Sulla Tobin Tax europea (o meglio la Ttf, tassa sulle transazioni finanziarie) si è già scritto di tutto, eppure non è ancora entrata in vigore. Secondo il Sole 24 Ore si può già parlare di bilanci, e infatti in un articolo si legge che «I mercati sembrano resistere, almeno per ora, alla Tobin Tax, la tanto discussa Tassa sulle transazioni finanziarie entrata in vigore in Italia il primo marzo scorso. Nonostante il calo registrato a marzo e aprile, nei primi quattro mesi del 2013 gli scambi giornalieri sulle azioni di Piazza Affari sono cresciuti rispetto alla media dell’intero 2012». Più avanti si elencano le posizioni più o meno favorevoli alla misura, e le preoccupazioni per le sue conseguenze future. Inoltre si specificano le caratteristiche della legge introdotta in Italia, che la differenziano non poco dall’idea originale della tassa.

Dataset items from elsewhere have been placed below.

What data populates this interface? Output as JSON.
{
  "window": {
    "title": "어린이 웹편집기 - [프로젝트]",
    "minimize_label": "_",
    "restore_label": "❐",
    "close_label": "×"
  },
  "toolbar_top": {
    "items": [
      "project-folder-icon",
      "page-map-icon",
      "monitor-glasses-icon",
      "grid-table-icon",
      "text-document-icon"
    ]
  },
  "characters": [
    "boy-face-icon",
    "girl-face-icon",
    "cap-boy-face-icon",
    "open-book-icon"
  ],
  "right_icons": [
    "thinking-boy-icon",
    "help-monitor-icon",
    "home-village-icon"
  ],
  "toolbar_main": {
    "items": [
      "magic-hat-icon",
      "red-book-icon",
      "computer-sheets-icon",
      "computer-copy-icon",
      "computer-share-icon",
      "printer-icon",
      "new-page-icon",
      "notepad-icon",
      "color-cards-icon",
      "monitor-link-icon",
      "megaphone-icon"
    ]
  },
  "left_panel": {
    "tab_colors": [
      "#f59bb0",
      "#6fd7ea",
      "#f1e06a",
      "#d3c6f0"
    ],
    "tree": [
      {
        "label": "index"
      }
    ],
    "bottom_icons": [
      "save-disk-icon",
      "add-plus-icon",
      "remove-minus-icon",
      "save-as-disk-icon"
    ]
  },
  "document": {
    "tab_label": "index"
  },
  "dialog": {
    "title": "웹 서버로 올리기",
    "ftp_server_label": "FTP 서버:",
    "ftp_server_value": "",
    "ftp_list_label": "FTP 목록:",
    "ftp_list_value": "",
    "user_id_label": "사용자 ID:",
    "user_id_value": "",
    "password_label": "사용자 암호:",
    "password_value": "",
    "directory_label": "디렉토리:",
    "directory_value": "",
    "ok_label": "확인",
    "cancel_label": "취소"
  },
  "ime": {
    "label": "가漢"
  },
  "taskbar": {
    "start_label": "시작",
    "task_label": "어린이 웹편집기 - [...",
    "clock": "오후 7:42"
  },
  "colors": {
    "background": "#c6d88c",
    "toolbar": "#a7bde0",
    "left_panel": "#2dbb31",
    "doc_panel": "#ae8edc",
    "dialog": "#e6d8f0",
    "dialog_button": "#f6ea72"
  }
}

Per esempio, a non essere colpiti dall’aliquota che dovrebbe contrastare la speculazione sono i day traders, gli operatori che si dedicano a comprare e vendere prodotti finanziari all’interno dello stesso giorno. Da qui la riflessione di Assosim, che rileva che «In questo periodo i mercati in rialzo incentivano sicuramente gli scambi, soprattutto da parte dei day trader che, chiudendo le posizioni in giornata, non sono soggetti all’imposta. Secondo le prime stime ci risulta invece che gli intermediari che operano per conto di investitori istituzionali, soprattutto di matrice estera, stanno registrando un forte calo dei volumi». Insomma, qualcosa sembra non funzionare, ma non tanto per l’idea della tassa in sé, quanto per il modo in cui si sta applicando in Italia.
Si spinge ancora più in là Linkiesta, che nel titolo di un articolo parla apertamente di «Un mezzo fallimento tutto politico». L’attacco è subito sferzante: «Più danni che benefici. È questo il bilancio informale dei primi mesi di applicazione della Financial transaction tax (Ftt), la tassa sulle transazioni finanziarie volgarmente chiamata anche Tobin tax. Gli 11 Paesi europei che l’hanno introdotta, fra cui c’è anche l’Italia, non hanno ancora rilasciato cifre, ma è già chiaro che gli effetti saranno ben diversi da quelli immaginati. A tal punto che la Ftt potrebbe impattare perfino sul meccanismo di trasmissione della politica monetaria della Banca centrale europea, già in precarie condizioni». Gli risponde in un commento Andrea Baranes, giornalista e promotore della campagna Zerozerocinque: «A livello europeo esiste una proposta di direttiva della Commissione europea nell’ambito della procedura di cooperazione rafforzata, sulla quale gli undici Paesi interessati si stanno adesso confrontando. Tra questi undici Paesi, due, l’Italia e la Francia, hanno introdotto delle misure analoghe, chiamate “tassa sulle transazioni finanziarie”, ma che sono nettamente diverse da quelle in discussione oggi in sede europea».
È poi sempre Baranes, sul sito Sbilanciamoci.info, a riprendere il filo del discorso per fare chiarezza. In sostanza, spiega, è vero che la norma introdotta in Italia non sta dando frutti (anzi, sta creando problemi all’economia), ma si tratta di una misura talmente diversa dalle linee guida della Commissione europea che non è nemmeno corretto darle lo stesso nome. Questo il nodo centrale: «Il testo della legge prevede l’esclusione delle società quotate con una capitalizzazione inferiore ai 500 milioni di euro. Lo spirito della legge sembrerebbe quello di tassare unicamente le azioni delle società di maggiori dimensioni. Una decisione su cui si può essere o meno d’accordo. Ma il punto non è questo. Nella formulazione attuale, di fatto tra le società con capitalizzazione inferiore ai 500 milioni di euro vengono esentate unicamente quelle quotate. Questo significa che una piccola Spa o una banca di credito cooperativo (Bcc) rischiano di dovere pagare la Ttf per ogni loro compravendita di azioni». Le Bcc sono un motore importantissimo per la cessione di credito alla imprese e per lo sviluppo delle economie sul territorio, introdurre un’imposta che le penalizza è del tutto contrario allo spirito iniziale della Tobin Tax. «Cedendo a visioni complottiste -continua Baranes-, verrebbe da domandarsi se non sia stata realizzata a bella posta per gettare discredito sulla stessa idea della tassa sulle transazioni finanziarie». Questo il lascito normativo ereditato dal governo Monti. Come si muoverà il nuovo governo? In conclusione ci torna in mente una domanda: siamo dentro o fuori dall’Europa quando si parla di lotta alla speculazione finanziaria?